The case was decided in the California court system three separate times, with three different trial court judges ruling in favor of Lexi's relatives in Utah. We, as a tribe, are required to follow federal law. The foster family filed appeals three times to keep Lexi, delaying the reuniting of Lexi with her relatives.
Lexi's safety and wellbeing are the Choctaw Nation's paramount concern.
Her family will provide her a safe, stable and nurturing home to grow up with her sisters and to have contact with her extensive extended family.
Please respect the privacy of Lexi and her family.
Official Statement from Lori Alvino-McGill representing The Page Family's Legal Team
What happened yesterday should never happen, to any child. A happy, thriving six-year-old girl was forcibly removed from the people she knows as her parents because of a terribly misguided interpretation of a federal law that was designed to keep families together, not tear them apart. We are appealing the decision, and we have asked the state Supreme Court to step in and halt this hasty change in custody before it causes irreparable harm. We will continue to expeditiously pursue our appeal through the state courts in California, and, if necessary, to the U.S. Supreme Court. In the meantime, our clients hope that the family in Utah will follow through on their promise to keep Lexi in contact with her family in Los Angeles.
There is a healthy debate going on in this country about whether the Indian Child Welfare Act is on balance a good thing, or not, as a policy matter. But this case shines a bright light on the ways in which the law in its current form is routinely being misinterpreted, with devastating consequences for families and children. The result here is all the more senseless because placing Lexi with her non-Indian extended family members does nothing to further ICWA's purpose of keeping children connected to their tribes.

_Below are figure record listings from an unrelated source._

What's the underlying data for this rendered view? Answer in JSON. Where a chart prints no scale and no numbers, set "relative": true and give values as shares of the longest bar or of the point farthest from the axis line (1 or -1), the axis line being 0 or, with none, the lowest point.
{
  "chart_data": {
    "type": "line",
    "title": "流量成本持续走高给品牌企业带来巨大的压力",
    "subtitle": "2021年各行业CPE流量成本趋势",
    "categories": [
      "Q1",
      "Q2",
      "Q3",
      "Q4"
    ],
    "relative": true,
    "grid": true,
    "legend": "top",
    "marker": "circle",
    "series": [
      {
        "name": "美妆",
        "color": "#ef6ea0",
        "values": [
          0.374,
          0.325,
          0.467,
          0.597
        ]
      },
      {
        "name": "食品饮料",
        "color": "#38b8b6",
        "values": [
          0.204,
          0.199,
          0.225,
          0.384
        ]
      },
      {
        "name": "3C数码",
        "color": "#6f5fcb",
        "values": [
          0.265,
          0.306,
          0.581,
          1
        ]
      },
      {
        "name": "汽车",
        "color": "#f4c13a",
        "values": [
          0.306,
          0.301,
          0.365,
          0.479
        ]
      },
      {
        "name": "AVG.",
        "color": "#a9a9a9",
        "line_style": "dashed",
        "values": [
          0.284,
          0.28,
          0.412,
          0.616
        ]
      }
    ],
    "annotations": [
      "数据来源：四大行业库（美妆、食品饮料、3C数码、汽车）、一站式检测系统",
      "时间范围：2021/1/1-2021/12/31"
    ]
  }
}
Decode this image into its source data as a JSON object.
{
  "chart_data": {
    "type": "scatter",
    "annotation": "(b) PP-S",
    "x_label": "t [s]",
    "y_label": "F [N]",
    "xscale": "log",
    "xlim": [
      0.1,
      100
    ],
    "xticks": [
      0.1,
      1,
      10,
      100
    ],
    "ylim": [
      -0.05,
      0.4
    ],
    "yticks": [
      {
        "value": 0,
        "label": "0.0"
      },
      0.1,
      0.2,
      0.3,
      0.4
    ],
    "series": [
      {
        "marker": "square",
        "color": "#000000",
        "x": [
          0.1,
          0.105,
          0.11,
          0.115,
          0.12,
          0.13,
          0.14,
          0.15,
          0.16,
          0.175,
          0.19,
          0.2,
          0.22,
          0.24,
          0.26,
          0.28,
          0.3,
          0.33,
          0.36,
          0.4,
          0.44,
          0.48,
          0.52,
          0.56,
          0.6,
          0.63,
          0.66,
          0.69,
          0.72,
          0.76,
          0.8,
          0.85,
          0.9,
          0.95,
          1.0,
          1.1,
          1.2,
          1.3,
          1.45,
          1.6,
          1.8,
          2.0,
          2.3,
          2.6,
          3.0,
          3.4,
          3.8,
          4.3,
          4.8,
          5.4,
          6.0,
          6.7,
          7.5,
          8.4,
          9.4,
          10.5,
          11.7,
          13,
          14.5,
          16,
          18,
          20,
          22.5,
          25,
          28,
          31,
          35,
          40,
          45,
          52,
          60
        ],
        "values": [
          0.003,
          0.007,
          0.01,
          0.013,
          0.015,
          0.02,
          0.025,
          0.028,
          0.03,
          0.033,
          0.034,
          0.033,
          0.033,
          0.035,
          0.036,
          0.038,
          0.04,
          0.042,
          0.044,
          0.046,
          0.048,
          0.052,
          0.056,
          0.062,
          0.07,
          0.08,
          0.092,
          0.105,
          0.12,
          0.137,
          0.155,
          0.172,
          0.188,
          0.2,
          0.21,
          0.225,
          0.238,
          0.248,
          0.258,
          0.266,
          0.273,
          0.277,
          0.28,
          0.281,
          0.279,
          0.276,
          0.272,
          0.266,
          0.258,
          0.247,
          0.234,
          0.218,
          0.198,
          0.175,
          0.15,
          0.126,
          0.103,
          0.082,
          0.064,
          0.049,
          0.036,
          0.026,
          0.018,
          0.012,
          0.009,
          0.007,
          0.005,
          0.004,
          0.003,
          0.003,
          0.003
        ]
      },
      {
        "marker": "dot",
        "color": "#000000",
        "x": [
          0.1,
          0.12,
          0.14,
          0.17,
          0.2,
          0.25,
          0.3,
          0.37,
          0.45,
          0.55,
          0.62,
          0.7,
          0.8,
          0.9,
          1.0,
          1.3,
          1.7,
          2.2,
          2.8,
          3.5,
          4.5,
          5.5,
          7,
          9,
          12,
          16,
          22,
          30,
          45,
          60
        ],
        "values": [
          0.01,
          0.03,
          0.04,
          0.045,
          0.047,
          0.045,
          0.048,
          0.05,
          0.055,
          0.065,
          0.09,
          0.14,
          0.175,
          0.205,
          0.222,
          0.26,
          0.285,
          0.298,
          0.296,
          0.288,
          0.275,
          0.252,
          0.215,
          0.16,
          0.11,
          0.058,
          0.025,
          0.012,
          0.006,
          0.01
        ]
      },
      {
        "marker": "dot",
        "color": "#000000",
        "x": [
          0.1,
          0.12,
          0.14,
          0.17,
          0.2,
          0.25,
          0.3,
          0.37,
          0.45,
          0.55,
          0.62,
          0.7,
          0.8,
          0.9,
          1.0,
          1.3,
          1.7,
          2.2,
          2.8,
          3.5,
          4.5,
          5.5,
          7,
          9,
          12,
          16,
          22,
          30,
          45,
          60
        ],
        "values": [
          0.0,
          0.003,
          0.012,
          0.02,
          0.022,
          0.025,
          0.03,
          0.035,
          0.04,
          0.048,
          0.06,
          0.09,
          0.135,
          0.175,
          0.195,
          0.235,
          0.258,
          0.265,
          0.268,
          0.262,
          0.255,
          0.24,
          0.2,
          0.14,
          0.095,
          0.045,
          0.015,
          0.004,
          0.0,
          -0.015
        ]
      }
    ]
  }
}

Remember that LA County placed this little girl in foster care with our clients after she had suffered two years of neglect and abuse. The Utah family had never met Lexi at that time; and the tribe agreed there was good cause to depart from ICWA's placement preferences. Since then, Lexi has celebrated four birthdays with the Page family. She has woken up in their home every Christmas morning she can remember, and she has grown up over the past four years with three siblings who are her best friends and playmates. Our clients have been the only consistent source of love, nurturing, parenting, and protection she has received her entire life.

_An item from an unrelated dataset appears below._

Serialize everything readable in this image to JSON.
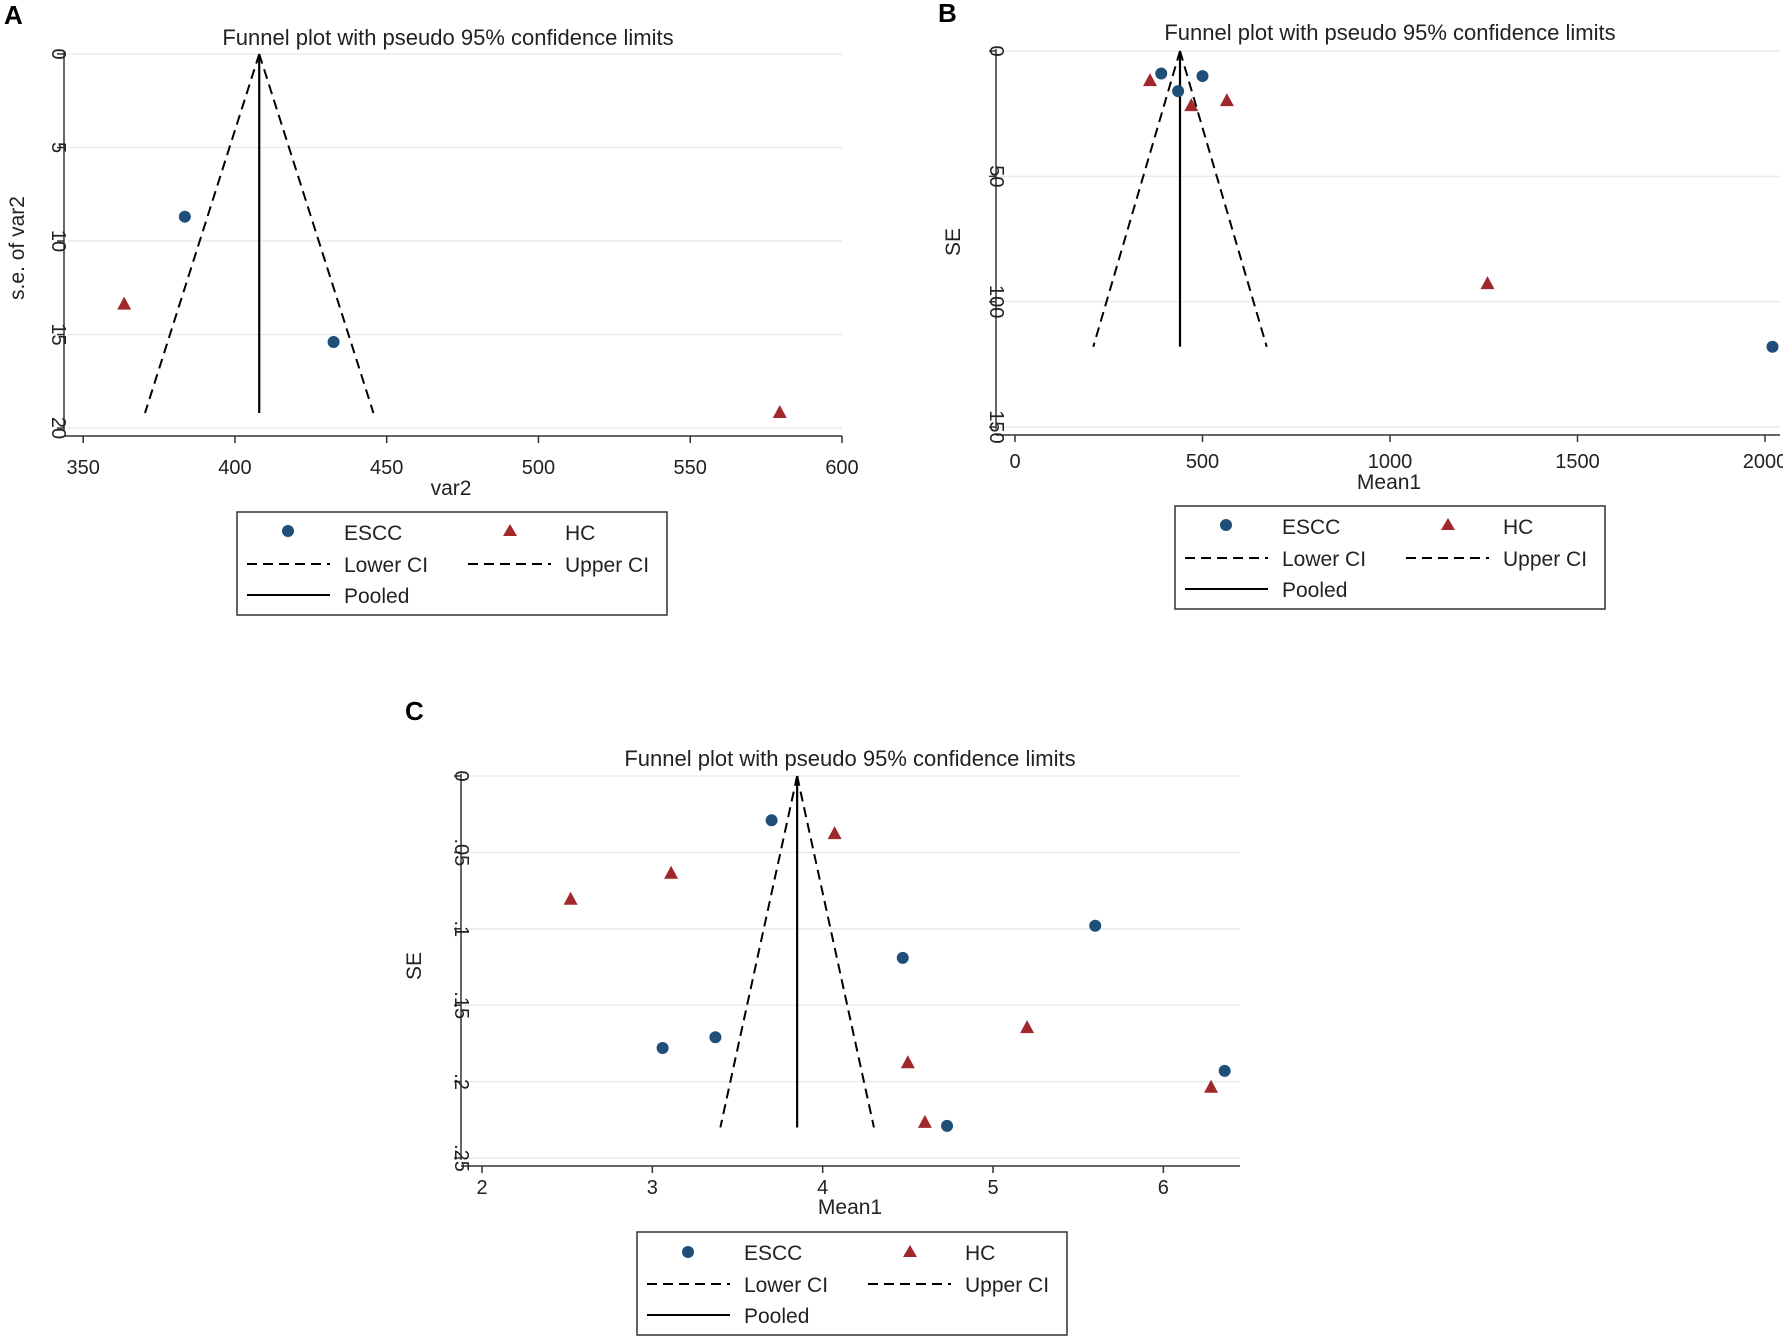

Congress did not intend ICWA's placement preferences to be used to remove a child from a loving home in these circumstances. The placement preferences are just that -- preferences-- and they apply only when a child is in need of a placement. They were also designed to give state courts flexibility to depart from the placement preferences where there is "good cause" to do so. If the good-cause exception isn't satisfied in this case, it is difficult to imagine when it ever would be.
Reading ICWA to demand this tragic result is inconsistent with Lexi's constitutional right to stability and permanence-- a right recognized by the California Supreme Court more than twenty years ago. And applying ICWA to children who had no prior connection to any tribe raises grave equal protection concerns, as the US Supreme Court recognized in 2013, in Adoptive Couple v. Baby Girl. The bottom line is that children subject to ICWA are second-class citizens, by law. They do not get the same best-interest-of-the-child standard that applies to all other children.